The reverse situation often happens for many kinesthetic (tactile) students, but the end results are similar. Students with kinesthetic learning styles are forced to sit in chairs all day with limited movement. This teaching approach diminishes their attention and renders them less receptive to learning. Because they have a quick grasp in applying knowledge, the introduction of concepts should be varied for these students. Their ability to process two or more math strands at the same time makes them candidates to be great math students. However, the same math concept is usually taught for four to six weeks. Consequently, school does not achieve the full potential of these kinesthetic students because subjects are presented in a static manner. Overtime, the students who lack support or motivation for school perform poorly and/or drop-out.

In looking at another example, suppose Vivian, your benefactor, is a visual person. Of course, you are not. Vivian starts off well with simple directions. Vivian instructs you to exit 610 at Sheppard, take a right, and go 6 blocks. Now, it starts to get complicated. Vivian, too, has traveled to these destinations many times before, and there is a street sign down at a crucial turn. Vivian says, “You know the Quickie, convenience store, on the corner?” You say, “No.” “The convenience store with the yellow sign that you pass on the way,” continues Vivian. You are silent. Vivian, being helpful, “You have to start looking because your turn is just past the convenience store,” says Vivian. Again, you interject, “I have never seen a convenience store in that area.” Vivian keeps talking because oral language often cannot compete against the visual images in Vivian’s mind. Vivian is still picturing the Quickie store. Vivian cannot fully comprehend that you do cannot picture the store as clearly as she does. “You have to start looking because your right turn is just past the convenience store,” finishes Vivian. As a naturally auditory or kinesthetic person, you never paid any attention to the convenience store because it did not have relevance for you. You are concerned along your drive that you may miss the turn. You proceed along because the directions given to you state the street to turn on is located after the convenience store. You arrive at your destination after anxiously looking for the convenience store. Thus, you are not a confident driver. Because you spent so much time looking for the convenience store, your attention was diverted from the route. You will not remember how to get back to this location on another occasion.
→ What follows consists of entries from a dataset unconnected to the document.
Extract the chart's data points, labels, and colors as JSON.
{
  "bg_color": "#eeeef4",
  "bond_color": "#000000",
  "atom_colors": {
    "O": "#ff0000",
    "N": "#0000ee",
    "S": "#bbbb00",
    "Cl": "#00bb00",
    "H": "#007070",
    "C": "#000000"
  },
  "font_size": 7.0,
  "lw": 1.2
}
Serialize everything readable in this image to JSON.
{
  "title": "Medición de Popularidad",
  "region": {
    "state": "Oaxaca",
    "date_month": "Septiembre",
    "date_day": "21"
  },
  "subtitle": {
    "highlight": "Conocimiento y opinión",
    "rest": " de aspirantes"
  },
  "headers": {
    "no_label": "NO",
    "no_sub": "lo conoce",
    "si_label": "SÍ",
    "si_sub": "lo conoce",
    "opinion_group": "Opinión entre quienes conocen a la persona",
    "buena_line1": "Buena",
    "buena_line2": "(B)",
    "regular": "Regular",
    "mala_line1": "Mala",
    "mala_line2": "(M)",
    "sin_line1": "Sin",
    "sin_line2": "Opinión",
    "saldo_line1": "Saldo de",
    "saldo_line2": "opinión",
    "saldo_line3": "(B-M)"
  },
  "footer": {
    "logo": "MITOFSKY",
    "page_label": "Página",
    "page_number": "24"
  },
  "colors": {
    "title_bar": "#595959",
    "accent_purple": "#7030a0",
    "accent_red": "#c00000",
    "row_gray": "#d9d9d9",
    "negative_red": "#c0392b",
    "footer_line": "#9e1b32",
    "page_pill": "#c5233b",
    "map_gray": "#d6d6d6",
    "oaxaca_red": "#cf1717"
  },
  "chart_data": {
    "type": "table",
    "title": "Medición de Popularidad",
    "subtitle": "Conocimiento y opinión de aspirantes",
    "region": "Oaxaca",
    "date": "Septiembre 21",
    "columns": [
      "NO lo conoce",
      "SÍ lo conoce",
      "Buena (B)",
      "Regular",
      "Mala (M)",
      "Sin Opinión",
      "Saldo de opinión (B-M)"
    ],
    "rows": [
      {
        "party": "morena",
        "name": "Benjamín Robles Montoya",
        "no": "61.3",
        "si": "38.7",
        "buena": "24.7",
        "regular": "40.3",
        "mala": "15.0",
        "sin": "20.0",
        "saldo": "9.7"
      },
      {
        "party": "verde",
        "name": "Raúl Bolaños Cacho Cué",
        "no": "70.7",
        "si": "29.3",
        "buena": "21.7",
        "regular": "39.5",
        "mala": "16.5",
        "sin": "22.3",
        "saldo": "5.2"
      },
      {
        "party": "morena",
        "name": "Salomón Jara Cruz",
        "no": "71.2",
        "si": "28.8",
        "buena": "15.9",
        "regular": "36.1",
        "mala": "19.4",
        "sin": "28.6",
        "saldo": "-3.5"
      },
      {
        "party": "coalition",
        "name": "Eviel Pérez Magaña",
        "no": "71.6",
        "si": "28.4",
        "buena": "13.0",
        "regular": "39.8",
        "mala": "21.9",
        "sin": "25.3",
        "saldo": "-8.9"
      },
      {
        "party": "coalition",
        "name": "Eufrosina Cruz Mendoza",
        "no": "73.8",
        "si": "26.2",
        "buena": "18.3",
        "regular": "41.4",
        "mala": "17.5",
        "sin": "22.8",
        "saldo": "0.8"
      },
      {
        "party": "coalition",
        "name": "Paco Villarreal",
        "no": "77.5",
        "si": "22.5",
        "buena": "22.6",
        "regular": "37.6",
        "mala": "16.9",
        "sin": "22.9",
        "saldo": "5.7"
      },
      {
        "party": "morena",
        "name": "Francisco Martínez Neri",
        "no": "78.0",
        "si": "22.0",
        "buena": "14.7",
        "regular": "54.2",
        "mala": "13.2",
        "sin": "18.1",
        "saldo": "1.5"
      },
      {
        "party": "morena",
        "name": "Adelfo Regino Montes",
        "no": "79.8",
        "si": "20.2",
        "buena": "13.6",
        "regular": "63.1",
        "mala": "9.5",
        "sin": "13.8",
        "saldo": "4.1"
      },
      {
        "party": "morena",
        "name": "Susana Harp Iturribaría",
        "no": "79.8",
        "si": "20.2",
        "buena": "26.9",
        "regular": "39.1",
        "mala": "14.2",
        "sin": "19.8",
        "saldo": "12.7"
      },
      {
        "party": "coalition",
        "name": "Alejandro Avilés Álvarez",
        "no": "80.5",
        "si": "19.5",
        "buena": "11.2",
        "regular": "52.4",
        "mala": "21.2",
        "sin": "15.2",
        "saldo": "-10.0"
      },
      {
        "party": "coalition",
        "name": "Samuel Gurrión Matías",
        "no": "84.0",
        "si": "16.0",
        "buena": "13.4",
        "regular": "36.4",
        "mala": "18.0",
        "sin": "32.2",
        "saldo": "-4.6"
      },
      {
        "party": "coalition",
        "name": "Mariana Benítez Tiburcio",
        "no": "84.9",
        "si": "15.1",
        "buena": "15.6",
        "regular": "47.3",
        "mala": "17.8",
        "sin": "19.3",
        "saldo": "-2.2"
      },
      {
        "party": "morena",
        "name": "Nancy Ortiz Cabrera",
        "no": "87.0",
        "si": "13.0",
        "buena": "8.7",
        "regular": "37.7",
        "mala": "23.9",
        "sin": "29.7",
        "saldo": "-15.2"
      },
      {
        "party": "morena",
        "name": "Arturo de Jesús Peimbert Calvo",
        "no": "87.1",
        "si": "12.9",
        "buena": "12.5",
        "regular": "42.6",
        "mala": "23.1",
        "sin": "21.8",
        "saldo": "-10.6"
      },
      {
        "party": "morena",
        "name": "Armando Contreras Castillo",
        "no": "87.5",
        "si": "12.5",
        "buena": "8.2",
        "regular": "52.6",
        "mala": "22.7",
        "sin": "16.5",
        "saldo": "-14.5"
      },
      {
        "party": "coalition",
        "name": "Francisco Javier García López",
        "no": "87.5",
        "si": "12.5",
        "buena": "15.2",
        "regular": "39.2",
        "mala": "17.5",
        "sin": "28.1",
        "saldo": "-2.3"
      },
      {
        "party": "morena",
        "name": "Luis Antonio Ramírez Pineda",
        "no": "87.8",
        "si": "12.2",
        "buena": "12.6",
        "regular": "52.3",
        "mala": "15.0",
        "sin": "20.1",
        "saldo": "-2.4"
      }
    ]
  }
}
Many children muddle through assignments that could have been made simpler with learning style enhancements. They feel discontented with their education. The most dissatisfied students drop-out when the frustration of the educational system overcomes the promise of a bright future.

Our children depend on parents, teachers, administrators, curriculum writers and textbook manufacturers to get them to their destination. What often gets overlooked is that many children go through schooling not achieving their full potential. Their best is substituted for arriving at a precise answer or getting an acceptable test score. Instructions are given to children via textbook, classroom instruction, and so on that takes for granted the needs of different learning styles. As parents, we want our children to learn and enjoy their educational journey. During a journey filled with engaging examples and study aids that best fit how they learn, children thrive. Developing solid learning foundations early based on self-awareness of auditory, kinesthetic and visual learning styles will be helpful in school adaptions, doing homework, and studying independently later in life. Teaching to learning styles produce lifelong learners who actually enjoy learning.